VC-Zugang Oliver Oetke hat durchgezogen, und das Netz wackelt. Hinten beobachtet Christian Eiden. Am Ende gewannen die Mindener gegen Wattenscheid 3:2.


„In Oberliga endgültig angekommen”

VC-Herren mit drittem Heimsieg / MTV 3:2 und Mindener Damen 1:3

„Wir sind jetzt endgültig in der Oberliga angekommen”, freute sich Trainer Stefan Engelking nach dem letzten 3:2 der Oberliga-Volleyballer des 1. VC Minden gegen TVK Wattenscheid.
Grund für diese Feststellung nach dem Erfolg am Samstagabend in der Halle an der Parkstraße waren insbesondere die Sätze Nummer 3 bis 5, in denen „alles passte”. Da glänzten die Mindener mit vielen gelungenen Spielzügen und schnellen Aktionen. In erster Linie sorgte dafür auch Stellspieler Henrik Sander, der da völlig fehlerfrei und mit gutem Auge agierte und von Engelking ein Soderlob bekam: „In den ersten beiden Sätzen hatte er noch ein wenig neben sich gestanden.”

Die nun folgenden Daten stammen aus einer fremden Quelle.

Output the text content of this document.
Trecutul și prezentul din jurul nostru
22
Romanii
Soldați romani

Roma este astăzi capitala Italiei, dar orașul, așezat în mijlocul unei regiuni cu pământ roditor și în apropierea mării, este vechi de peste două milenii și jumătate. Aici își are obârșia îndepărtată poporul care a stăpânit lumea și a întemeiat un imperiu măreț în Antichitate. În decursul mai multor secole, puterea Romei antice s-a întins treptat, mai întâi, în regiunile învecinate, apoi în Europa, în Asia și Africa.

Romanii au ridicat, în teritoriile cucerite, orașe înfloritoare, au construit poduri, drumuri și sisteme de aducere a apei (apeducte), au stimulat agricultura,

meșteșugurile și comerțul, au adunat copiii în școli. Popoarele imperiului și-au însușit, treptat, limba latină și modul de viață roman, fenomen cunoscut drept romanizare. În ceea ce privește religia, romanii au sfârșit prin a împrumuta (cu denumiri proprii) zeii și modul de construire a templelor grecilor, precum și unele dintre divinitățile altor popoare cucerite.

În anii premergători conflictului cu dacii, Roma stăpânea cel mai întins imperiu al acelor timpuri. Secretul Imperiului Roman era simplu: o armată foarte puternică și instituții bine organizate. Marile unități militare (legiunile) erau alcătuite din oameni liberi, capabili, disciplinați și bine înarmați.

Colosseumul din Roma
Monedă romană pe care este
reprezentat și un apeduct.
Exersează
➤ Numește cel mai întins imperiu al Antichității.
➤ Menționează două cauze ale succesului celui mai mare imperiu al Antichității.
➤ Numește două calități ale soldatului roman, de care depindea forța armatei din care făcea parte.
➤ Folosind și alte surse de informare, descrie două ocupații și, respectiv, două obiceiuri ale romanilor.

Anfangs glänzten unterdessen die Gäste aus Wattenscheid mit einem gut aufgelegten Zuspieler und starker Blockarbeit, während Minden nur wenig Druck entwickelte. Nach dem 20:25 und 19:25 dachten die Mindener aber nicht mehr über ihre Fehler nach, legten im dritten Durchgang ein 8:4 vor und wurden zudem durch den neu gegründeten Fanclub und dessen gute Stimmung getragen. Nach dem 25:18 gelang ein klares 25:11, und auch im Tiebreak (15:9) ließ man über 14:5 keine Zweifel aufkommen, dass man am Ende die klar bessere Mannschaft war.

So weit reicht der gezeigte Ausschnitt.